Eligible patients were randomized 1:1 to receive either HUMIRA (40 mg every other week, n=91) or placebo (n=94) for 12 weeks. The primary endpoint results from this double-blind, placebo-controlled study showed that a significantly higher percentage of HUMIRA patients, compared to those receiving placebo, achieved ASAS 40 at week 12 (36.3 percent versus 14.9 percent; p<0.001). ASAS 40 is defined as at least a 40 percent improvement from baseline in the Assessment of SpondyloArthritis International Society (ASAS) response criteria.
The double-blind period was followed by the open-label extension phase in which all patients could receive HUMIRA (40 mg every other week) for up to an additional 144 weeks (n=179). During the open-label extension phase of the study, both the investigator and the patient knew that the patient was receiving HUMIRA. Baseline demographics and disease characteristics were comparable between patients who entered the open-label period and those of patients who were initially randomized.

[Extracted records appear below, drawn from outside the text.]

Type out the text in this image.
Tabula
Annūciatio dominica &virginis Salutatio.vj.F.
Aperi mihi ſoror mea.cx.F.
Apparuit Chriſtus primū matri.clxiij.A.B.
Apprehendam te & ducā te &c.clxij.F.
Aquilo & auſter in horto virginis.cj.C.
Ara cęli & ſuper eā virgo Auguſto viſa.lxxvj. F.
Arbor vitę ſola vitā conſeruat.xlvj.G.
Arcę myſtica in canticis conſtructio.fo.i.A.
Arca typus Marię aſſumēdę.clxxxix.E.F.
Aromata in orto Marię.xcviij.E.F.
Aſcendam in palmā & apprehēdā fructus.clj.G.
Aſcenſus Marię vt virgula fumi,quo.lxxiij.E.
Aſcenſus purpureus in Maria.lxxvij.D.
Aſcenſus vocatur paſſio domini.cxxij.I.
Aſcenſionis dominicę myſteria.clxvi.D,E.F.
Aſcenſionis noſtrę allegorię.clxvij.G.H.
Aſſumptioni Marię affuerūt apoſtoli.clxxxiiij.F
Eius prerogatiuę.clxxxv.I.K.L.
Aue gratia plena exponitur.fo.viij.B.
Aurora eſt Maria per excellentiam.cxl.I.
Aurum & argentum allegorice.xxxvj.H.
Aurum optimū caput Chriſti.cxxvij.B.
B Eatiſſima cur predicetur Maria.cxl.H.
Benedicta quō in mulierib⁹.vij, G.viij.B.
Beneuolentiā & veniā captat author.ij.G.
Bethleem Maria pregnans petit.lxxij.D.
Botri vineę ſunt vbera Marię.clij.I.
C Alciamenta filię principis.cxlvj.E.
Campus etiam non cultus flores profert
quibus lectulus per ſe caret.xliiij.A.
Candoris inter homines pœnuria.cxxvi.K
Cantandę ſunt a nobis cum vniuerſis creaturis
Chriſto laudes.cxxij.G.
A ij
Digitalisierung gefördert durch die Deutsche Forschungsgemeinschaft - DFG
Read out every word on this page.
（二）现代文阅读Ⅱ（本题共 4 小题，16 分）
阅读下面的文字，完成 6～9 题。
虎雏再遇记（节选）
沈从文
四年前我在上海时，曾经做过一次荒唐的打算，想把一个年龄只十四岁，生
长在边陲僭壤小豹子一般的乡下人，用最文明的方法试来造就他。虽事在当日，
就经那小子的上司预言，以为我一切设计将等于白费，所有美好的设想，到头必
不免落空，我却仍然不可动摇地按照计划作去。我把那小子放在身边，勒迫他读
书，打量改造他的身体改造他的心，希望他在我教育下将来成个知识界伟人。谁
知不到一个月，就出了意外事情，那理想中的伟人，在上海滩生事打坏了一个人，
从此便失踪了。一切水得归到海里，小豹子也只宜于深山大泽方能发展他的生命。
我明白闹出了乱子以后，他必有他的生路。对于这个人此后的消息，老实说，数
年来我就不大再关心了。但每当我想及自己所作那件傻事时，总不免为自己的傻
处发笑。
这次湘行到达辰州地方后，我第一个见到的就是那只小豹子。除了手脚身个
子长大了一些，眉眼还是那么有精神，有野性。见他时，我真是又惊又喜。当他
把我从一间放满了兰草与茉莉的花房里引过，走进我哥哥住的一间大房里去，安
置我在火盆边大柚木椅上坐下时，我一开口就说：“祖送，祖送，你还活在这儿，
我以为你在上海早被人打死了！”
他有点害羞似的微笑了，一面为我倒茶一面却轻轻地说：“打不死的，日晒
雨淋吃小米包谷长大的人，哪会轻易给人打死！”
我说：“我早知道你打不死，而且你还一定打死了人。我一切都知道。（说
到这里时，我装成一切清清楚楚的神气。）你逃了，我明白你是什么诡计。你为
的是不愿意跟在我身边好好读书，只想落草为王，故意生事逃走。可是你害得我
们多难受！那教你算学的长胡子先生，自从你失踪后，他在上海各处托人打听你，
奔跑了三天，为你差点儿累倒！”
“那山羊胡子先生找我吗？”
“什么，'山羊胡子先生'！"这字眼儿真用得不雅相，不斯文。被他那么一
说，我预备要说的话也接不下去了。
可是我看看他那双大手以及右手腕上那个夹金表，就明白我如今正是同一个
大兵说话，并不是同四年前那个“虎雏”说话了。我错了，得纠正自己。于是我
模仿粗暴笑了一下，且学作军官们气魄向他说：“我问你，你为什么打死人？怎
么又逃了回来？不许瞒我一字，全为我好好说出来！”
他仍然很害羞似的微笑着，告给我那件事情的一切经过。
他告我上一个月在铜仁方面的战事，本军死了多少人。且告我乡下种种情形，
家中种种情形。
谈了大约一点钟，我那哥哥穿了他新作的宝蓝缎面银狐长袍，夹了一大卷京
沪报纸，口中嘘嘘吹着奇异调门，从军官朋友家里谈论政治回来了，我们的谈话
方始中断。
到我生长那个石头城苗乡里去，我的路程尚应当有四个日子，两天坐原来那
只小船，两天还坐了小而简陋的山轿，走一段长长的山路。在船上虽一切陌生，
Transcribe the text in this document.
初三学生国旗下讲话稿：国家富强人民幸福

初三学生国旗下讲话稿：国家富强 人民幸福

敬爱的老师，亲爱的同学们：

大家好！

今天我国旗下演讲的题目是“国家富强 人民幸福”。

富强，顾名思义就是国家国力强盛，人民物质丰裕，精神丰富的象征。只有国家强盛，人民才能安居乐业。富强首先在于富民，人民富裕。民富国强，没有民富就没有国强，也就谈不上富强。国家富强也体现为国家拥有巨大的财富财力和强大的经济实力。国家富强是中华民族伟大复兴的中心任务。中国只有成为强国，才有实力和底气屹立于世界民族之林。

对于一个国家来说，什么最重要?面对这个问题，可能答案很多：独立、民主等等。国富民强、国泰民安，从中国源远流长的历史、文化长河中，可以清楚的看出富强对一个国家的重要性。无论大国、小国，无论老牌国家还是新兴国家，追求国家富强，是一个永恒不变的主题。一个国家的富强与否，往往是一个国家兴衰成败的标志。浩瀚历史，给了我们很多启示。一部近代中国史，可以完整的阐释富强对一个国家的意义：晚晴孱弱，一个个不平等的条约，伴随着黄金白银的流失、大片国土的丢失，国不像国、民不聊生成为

About HUMIRA® (adalimumab)
HUMIRA (adalimumab) is a prescription used to reduce the signs and symptoms of ankylosing spondylitis in adults.
HUMIRA is used alone or with certain other medicines to reduce the signs and symptoms of psoriatic arthritis in adults. It may prevent further damage to bones and joints and may help with the ability to perform daily activities.
Important Safety Information
HUMIRA is a TNF blocker medicine that affects the immune system and can lower the ability to fight infections. Serious infections have happened in people taking HUMIRA. These serious infections include tuberculosis (TB) and infections caused by viruses, fungi, or bacteria that have spread throughout the body. Some people have died from these infections. People should be tested for TB before HUMIRA use and monitored for signs and symptoms of TB during therapy. People at risk of TB may be treated with medicine for TB. Treatment with HUMIRA should not be started in a person with an active infection, unless approved by a doctor. HUMIRA should be stopped if a person develops a serious infection. People should tell their doctor if they live in or have been to a region where certain fungal infections are common, have had TB, hepatitis B, are prone to infections, or have symptoms such as fever, fatigue, cough, or sores.
For people taking TNF blockers, including HUMIRA, the chance of getting lymphoma or other cancers may increase. Some people have developed a rare type of cancer called hepatosplenic T-cell lymphoma. This type of cancer often results in death. If using TNF blockers including HUMIRA, the chance of getting two types of skin cancer (basal cell and squamous cell) may increase. These types are generally not life threatening if treated.
Other possible serious side effects with HUMIRA include hepatitis B infection in carriers of the virus, allergic reactions, nervous system problems, blood problems, certain immune reactions, including a lupus-like syndrome, liver problems, and new or worsening heart failure or psoriasis. The use of HUMIRA with anakinra or abatacept is not recommended. People using HUMIRA should not receive live vaccines.
Common side effects of HUMIRA include injection site reactions (redness, rash, swelling, itching, or bruising), upper respiratory infections (including sinus infections), headaches, rash, and nausea.
HUMIRA is given by injection under the skin.
The benefits and risks of HUMIRA should be carefully considered before starting therapy.